There was a ridiculous attempt to re-stage “Kismet” a few years’ ago in the ENO. It is a shame that it went wrong because the original show and the Howard Keel film is wonderful in all ways. When the day is most dull, I find a few minutes of the old Vincente Minnelli film from the 1950s restores a healthy heart.
Even the wooden performance of the prince in the film is enchanting. “Take my hand, I’m a stranger in paradise.” There is plenty strange in that setting- a very strange cockerel in a bush, a strange white peacock and alot of strange fake grass. The prince is hardly out of place in the strangeness. Who cares! This is simply a glimpse at a 3d version of a persian minature. I am sure it influenced Richard Williams when he set out to devise “the thief and the cobbler”. After all, Williams also used a score overwhelmed by the crypto-Georgian composer, Alexander Borodin (Бородин).
There was a reworking of the show called Timbuktu! with Eartha Kitt in the late 1970s. It kept many of the big songs, though it lost the song I think is best…
Kismet certainly influenced me in the early 1980s when, in Oxford, there was a production of “Hassan” by James Elroy Flecker. It was the first play I designed for the Oxford Playhouse and the directors (there were two of them) wanted lots of painted backdrops. It was a disaster and the only time I have witnessed the downing of tools by a cast who observed correctly that there were more of them on stage than there were audience in the auditorium.
I remember, though, working day and night in the workshop on a 30 foot painting representing a city slum. In fact, hidden in the slum was a magical golden palace so I sprinked a few peacocks and various fantasy clouds of blue and pink oozing from hookahs. While I was painting, one of my friends came by and I explained this was a picture of a slum. From then on, he assumed that I was so divorced from reality that I believed poverty was a thing of camp glitter. A few terms’ later, in the summer, I think, I designed “the Mikado”. I am still rather pleased with the design actually, and found a few drawings for it the other day. One of the features was a gauze frontdrop that fell half-way through the 1st Act finale separating Katisha from the chorus which was fun to paint and to see.
In the same term, I also designed a garden show of a greek tragedy by Euripides called ION. It was all in Greek with a pastiche of a hatzidakis score by a man called Clive Thomms. He was very talented and I have no idea what happened to him afterwards. I painted the ION sets in the cloisters at my college- it caused a bit of a stir. Later I recreated the look in the dining room of a friend’s house just outside Oxford. It must have been a bit dark- it was a recreation of Red-figure vase painting.
Otherwise, that year in Oxford was dominated by demands from a weary Canadian director for audition after audition of pieces he was proposing to direct in the Oxford Playhouse. I got very good at making cardboard mock-ups of the stage there. I think the list ran something like King Lear, Julius Caesar, Man of La Mancha, Samson Agonistes, Macbeth, the Rivals and Duchess of Malfi. I miss those maquettes a bit. In the end, I had a basic model that I rebuilt again and again as desired. It was not until my second year that I started to get a good run of shows and then I was designing sometimes 3 or 4 plays a term and a good many more posters. By the time I got to designing Peter Pan, I think I had working lights on the model.

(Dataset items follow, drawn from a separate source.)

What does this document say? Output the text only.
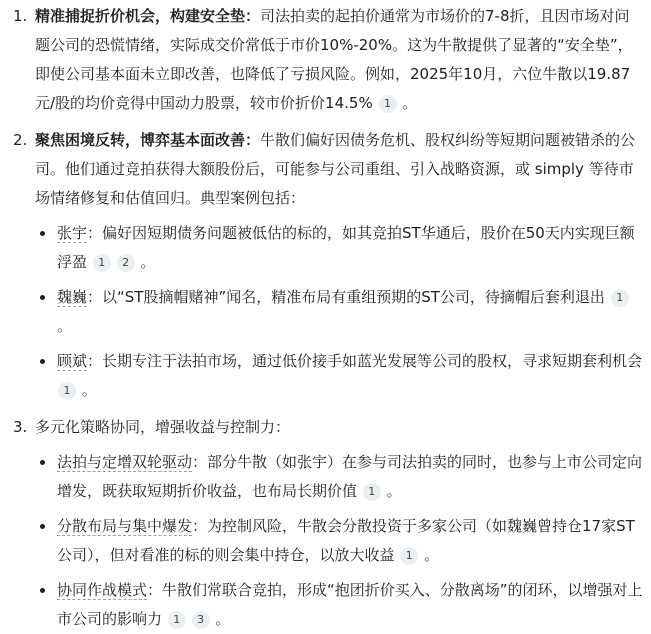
1. 精准捕捉折价机会，构建安全垫：司法拍卖的起拍价通常为市场价的7-8折，且因市场对问题公司的恐慌情绪，实际成交价常低于市价10%-20%。这为牛散提供了显著的“安全垫”，即使公司基本面未立即改善，也降低了亏损风险。例如，2025年10月，六位牛散以19.87元/股的均价竞得中国动力股票，较市价折价14.5% 1 。

2. 聚焦困境反转，博弈基本面改善：牛散们偏好因债务危机、股权纠纷等短期问题被错杀的公司。他们通过竞拍获得大额股份后，可能参与公司重组、引入战略资源，或 simply 等待市场情绪修复和估值回归。典型案例包括：

张宇：偏好因短期债务问题被低估的标的，如其竞拍ST华通后，股价在50天内实现巨额浮盈 1 2 。
魏巍：以“ST股摘帽赌神”闻名，精准布局有重组预期的ST公司，待摘帽后套利退出 1 。
顾斌：长期专注于法拍市场，通过低价接手如蓝光发展等公司的股权，寻求短期套利机会 1 。
3. 多元化策略协同，增强收益与控制力：

法拍与定增双轮驱动：部分牛散（如张宇）在参与司法拍卖的同时，也参与上市公司定向增发，既获取短期折价收益，也布局长期价值 1 。
分散布局与集中爆发：为控制风险，牛散会分散投资于多家公司（如魏巍曾持仓17家ST公司），但对看准的标的则会集中持仓，以放大收益 1 。
协同作战模式：牛散们常联合竞拍，形成“抱团折价买入、分散离场”的闭环，以增强对上市公司的影响力 1 3 。
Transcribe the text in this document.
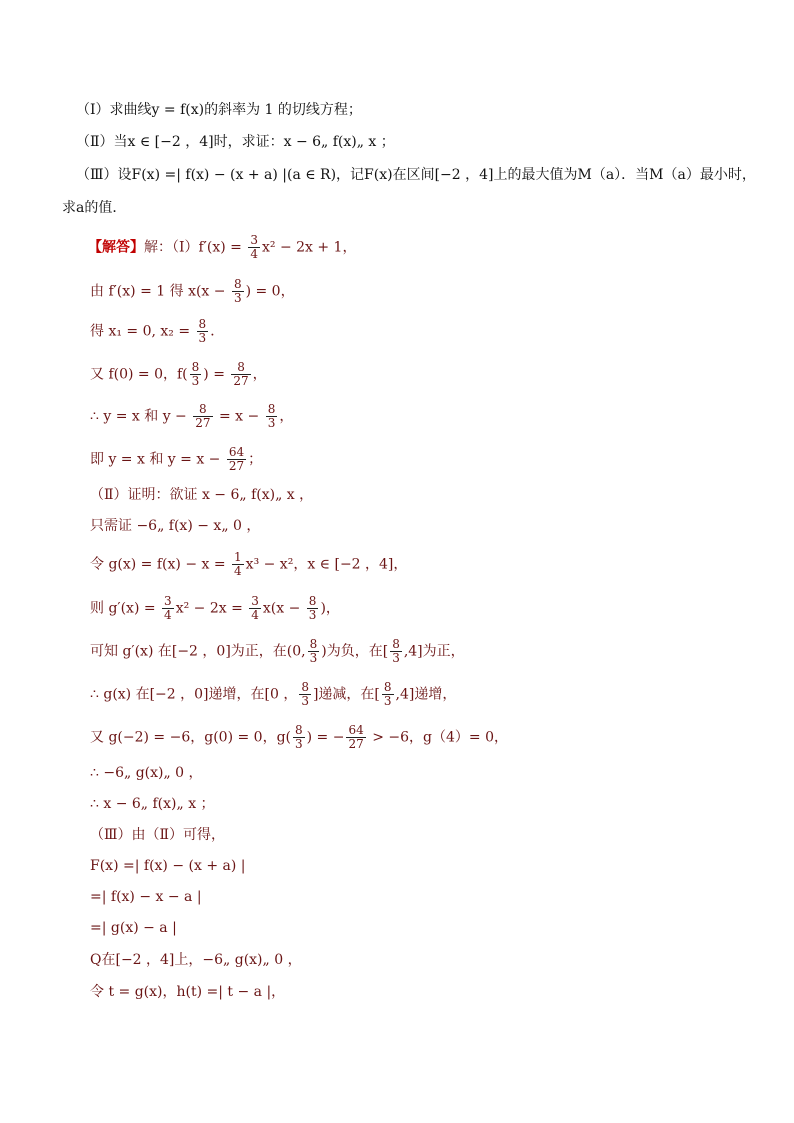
（Ⅰ）求曲线y = f(x)的斜率为 1 的切线方程；
（Ⅱ）当x ∈ [−2 ，4]时，求证：x − 6„ f(x)„ x ；
（Ⅲ）设F(x) =| f(x) − (x + a) |(a ∈ R)，记F(x)在区间[−2 ，4]上的最大值为M（a）．当M（a）最小时，
求a的值．
【解答】解：（Ⅰ）f′(x) = $\frac{3}{4} x^2 - 2x + 1$，
由 f′(x) = 1 得 $x(x - \frac{8}{3}$ ) = 0，
得 x₁ = 0, $x_2 = \frac{8}{3}$ ．
又 f(0) = 0，$f( \frac{8}{3}$ ) = $\frac{8}{27}$ ，
∴ y = x 和 $y - \frac{8}{27} = x - \frac{8}{3}$ ，
即 y = x 和 $y = x - \frac{64}{27}$ ；
（Ⅱ）证明：欲证 x − 6„ f(x)„ x ，
只需证 −6„ f(x) − x„ 0 ，
令 $g(x) = f(x) - x = \frac{1}{4} x^3 - x^2$，x ∈ [−2 ，4]，
则 $g'(x) = \frac{3}{4} x^2 - 2x = \frac{3}{4} x(x - \frac{8}{3}$ )，
可知 g′(x) 在[−2 ，0]为正，在(0, $\frac{8}{3}$ )为负，在[ $\frac{8}{3} ,4$]为正，
∴ g(x) 在[−2 ，0]递增，在[0 ， $\frac{8}{3}$ ]递减，在[ $\frac{8}{3} ,4$]递增，
又 g(−2) = −6，g(0) = 0，$g( \frac{8}{3}$ ) = − $\frac{64}{27} > -6$，g（4）= 0，
∴ −6„ g(x)„ 0 ，
∴ x − 6„ f(x)„ x ；
（Ⅲ）由（Ⅱ）可得，
F(x) =| f(x) − (x + a) |
=| f(x) − x − a |
=| g(x) − a |
Q在[−2 ，4]上，−6„ g(x)„ 0 ，
令 t = g(x)，h(t) =| t − a |，
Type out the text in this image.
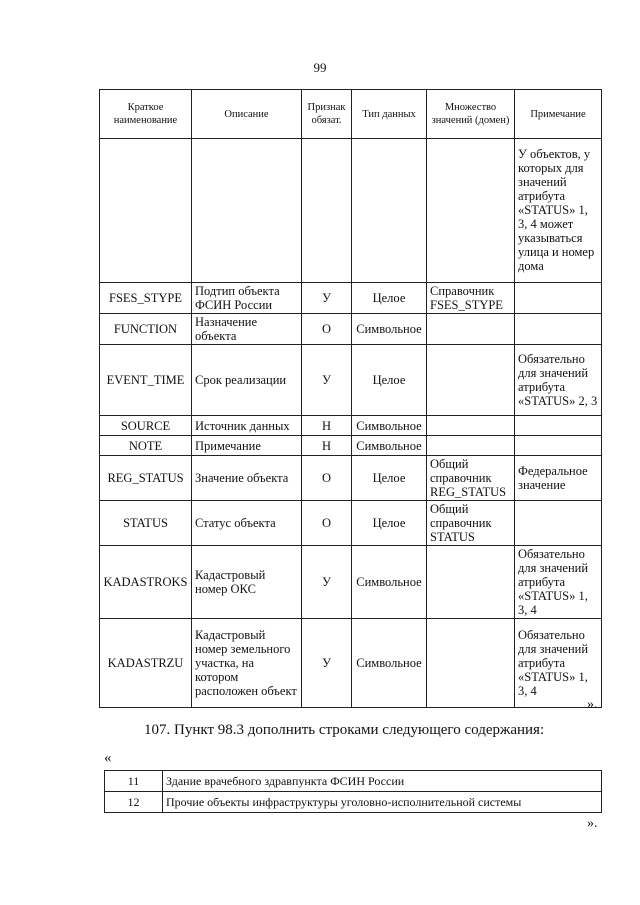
99
Краткое наименование	Описание	Признак обязат.	Тип данных	Множество значений (домен)	Примечание
					У объектов, у которых для значений атрибута «STATUS» 1, 3, 4 может указываться улица и номер дома
FSES_STYPE	Подтип объекта ФСИН России	У	Целое	Справочник FSES_STYPE	
FUNCTION	Назначение объекта	О	Символьное		
EVENT_TIME	Срок реализации	У	Целое		Обязательно для значений атрибута «STATUS» 2, 3
SOURCE	Источник данных	Н	Символьное		
NOTE	Примечание	Н	Символьное		
REG_STATUS	Значение объекта	О	Целое	Общий справочник REG_STATUS	Федеральное значение
STATUS	Статус объекта	О	Целое	Общий справочник STATUS	
KADASTROKS	Кадастровый номер ОКС	У	Символьное		Обязательно для значений атрибута «STATUS» 1, 3, 4
KADASTRZU	Кадастровый номер земельного участка, на котором расположен объект	У	Символьное		Обязательно для значений атрибута «STATUS» 1, 3, 4
».
107. Пункт 98.3 дополнить строками следующего содержания:
«
11	Здание врачебного здравпункта ФСИН России
12	Прочие объекты инфраструктуры уголовно-исполнительной системы
».
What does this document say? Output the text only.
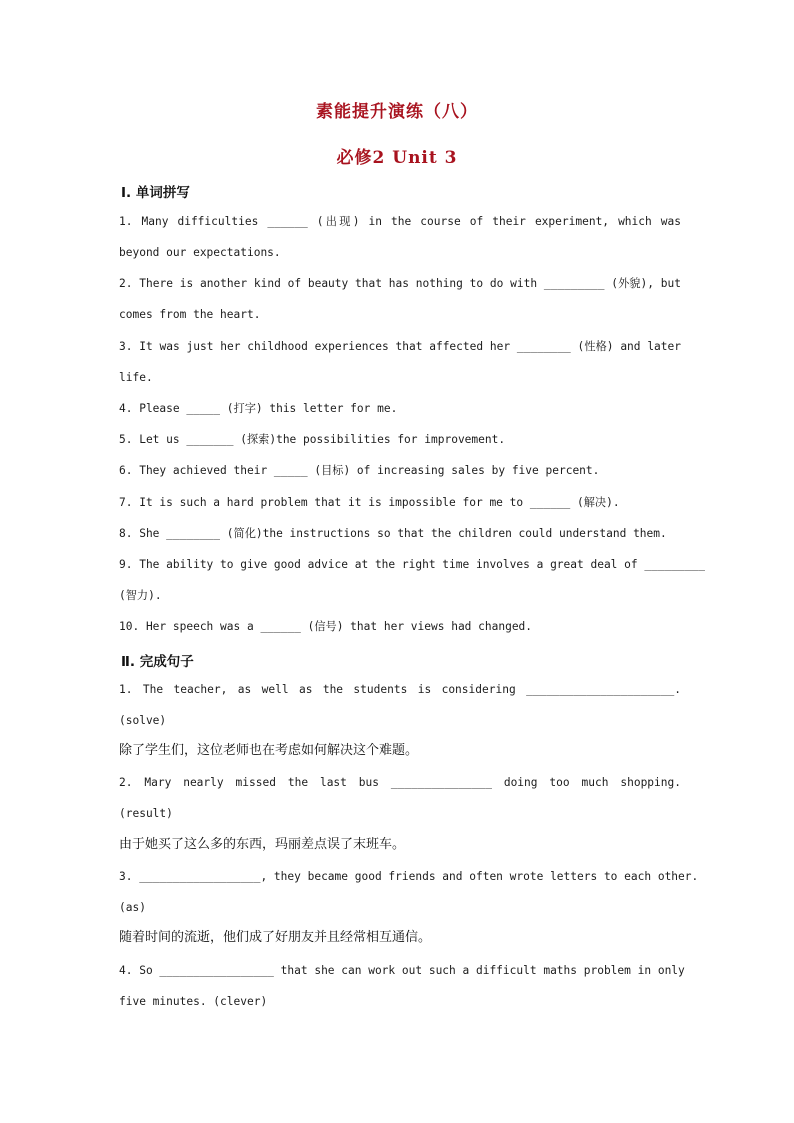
素能提升演练（八）
必修2 Unit 3
Ⅰ. 单词拼写
1. Many difficulties ______ (出现) in the course of their experiment, which was
beyond our expectations.
2. There is another kind of beauty that has nothing to do with _________ (外貌), but
comes from the heart.
3. It was just her childhood experiences that affected her ________ (性格) and later
life.
4. Please _____ (打字) this letter for me.
5. Let us _______ (探索)the possibilities for improvement.
6. They achieved their _____ (目标) of increasing sales by five percent.
7. It is such a hard problem that it is impossible for me to ______ (解决).
8. She ________ (简化)the instructions so that the children could understand them.
9. The ability to give good advice at the right time involves a great deal of _________
(智力).
10. Her speech was a ______ (信号) that her views had changed.
Ⅱ. 完成句子
1. The teacher, as well as the students is considering ______________________.
(solve)
除了学生们，这位老师也在考虑如何解决这个难题。
2. Mary nearly missed the last bus _______________ doing too much shopping.
(result)
由于她买了这么多的东西，玛丽差点误了末班车。
3. __________________, they became good friends and often wrote letters to each other.
(as)
随着时间的流逝，他们成了好朋友并且经常相互通信。
4. So _________________ that she can work out such a difficult maths problem in only
five minutes. (clever)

My favourite song in KISMET is “Not since Nineveh”. It is sublime. And “the fool sat beneath an olive tree..” is pretty good too. “Why be content with the olive when you could have the tree?” I love the irony of seeing the Caliph’s procession going back in the distance behind the main characters…This is simply Minnelli at his best and it is strange that Kismet is one of those films that is almost impossible to access today. Somehow, time has not favoured this classic.
I remember seeing Delores Gray in the London production of “Follies”. She had quite a run of British action, appearing in The Good Old days and Dr Who but she also did a stint at RADA and the year she made Kismet, she also made “It’s always fair weather” a great Gene Kelly show. It is odd altogether. She makes “Kismet” sizzle. She is spectacular. In the past, I remember dismissing this film as kitch, but now I realise this is kitch with class. It is high camp as well as kitsch. There’s a good yiddish work (קיטש) by the way, so Shava Tova for today!